= Cough reflex =

Reflex

The cough reflex occurs when stimulation of cough receptors in the respiratory tract by dust or other foreign particles produces a cough, which causes rapidly moving air which usually remove the foreign material before it reaches the lungs. This typically clears particles from the bronchi and trachea, the tubes that feed air to lung tissue from the nose and mouth. The larynx (voice box) and carina (at the bottom of the trachea, as it splits into bronchi) are especially sensitive. Cough receptors in the surface cells (epithelium) of the respiratory tract are also sensitive to chemicals. Terminal bronchioles and even the alveoli are sensitive to chemicals such as sulfur dioxide gas or chlorine gas.

==Physiology of cough==
The cough receptors or rapidly adapting irritant receptors are located mainly on the posterior wall of the trachea, larynx, and at the carina of trachea, the point where the trachea branches into the main bronchi. The receptors are less abundant in the distal airways and absent beyond the respiratory bronchioles. When triggered, impulses travel via the internal laryngeal nerve, a branch of the superior laryngeal nerve which stems from the vagus nerve (CN X) to the medulla of the brain. This is the afferent neural pathway. Unlike other areas responsible for involuntary actions like swallowing, there is no definitive area that has been identified as the cough center in the brain.

The efferent neural pathway then follows, with relevant signals transmitted back from the cerebral cortex and medulla via the vagus and superior laryngeal nerves to the glottis, external intercostals, diaphragm, and other major inspiratory and expiratory muscles. The mechanism of a cough is as follows:
- Diaphragm (innervated by phrenic nerve) and external intercostal muscles (innervated by segmental intercostal nerves) contract, creating a negative pressure around the lung.
- Air rushes into the lungs in order to equalise the pressure.
- The glottis closes (muscles innervated by recurrent laryngeal nerve) and the vocal cords contract to shut the larynx.
- The abdominal muscles contract to accentuate the action of the relaxing diaphragm; simultaneously, the other expiratory muscles contract. These actions increase the pressure of air within the lungs.
- The vocal cords relax and the glottis opens, releasing air at over 100 mph.
- The bronchi and non-cartilaginous portions of the trachea collapse to form slits through which the air is forced, which clears out any irritants attached to the respiratory lining.

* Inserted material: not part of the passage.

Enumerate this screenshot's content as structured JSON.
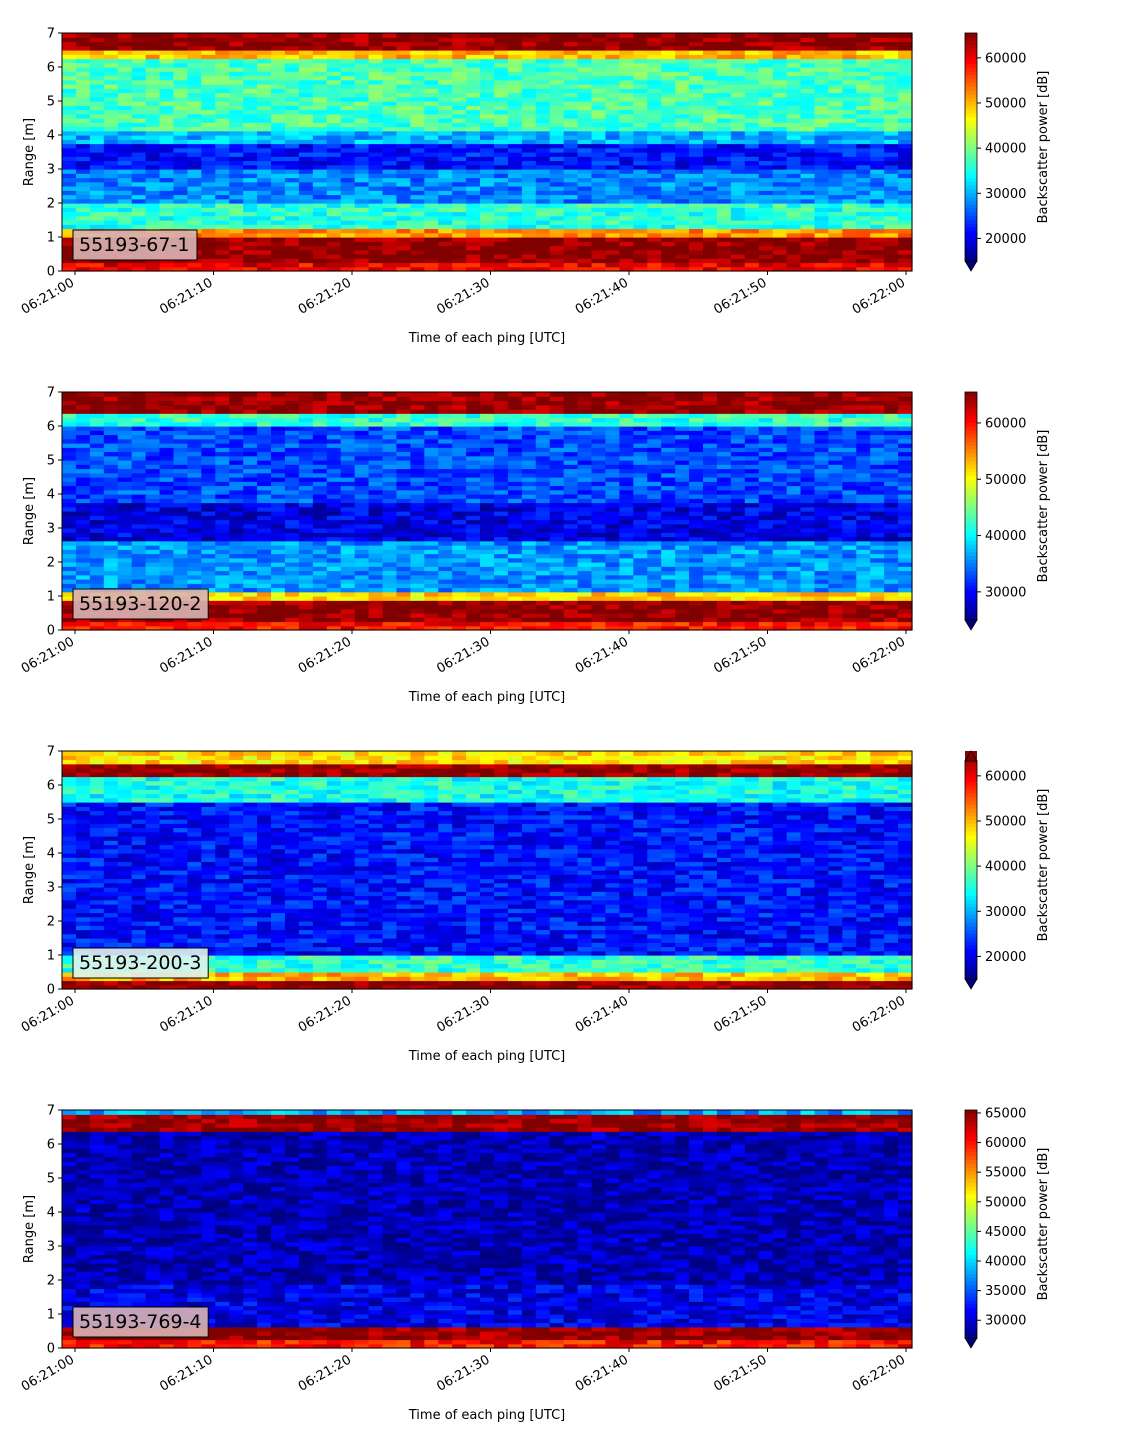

Stimulation of the auricular branch of the vagus nerve supplying the ear may also elicit a cough. This ear-cough reflex is also known as Arnold's nerve reflex (ANR), linked to the auricular branch of vagus nerve. It is an example of vagal hypersensitivity. Weakness of the respiratory muscles, tracheostomy, or vocal cord pathology (including paralysis or anesthesia) may prevent effective clearing of the airways.

==Dysfunction==
The reflex is impaired in the person whose abdominals and respiratory muscles are weak. This problem can be caused by disease conditions that lead to muscle weakness or paralysis, by prolonged inactivity, or as outcome of surgery involving these muscles. Bed rest interferes with the expansion of the chest and limits the amount of air that can be taken into the lungs in preparation for coughing, making the cough weak and ineffective. This reflex may also be impaired by damage to the internal branch of the superior laryngeal nerve which relays the afferent branch of the reflex arc. This nerve is most commonly damaged by swallowing a foreign object, such as a chicken bone, resulting in it being lodged in the piriform recess (in the laryngopharynx) or by surgical removal of said object.

==Testing==
The cough reflex as a result of irritants, can be tested by inhaling air with nebulized 200 μmol/L capsaicin.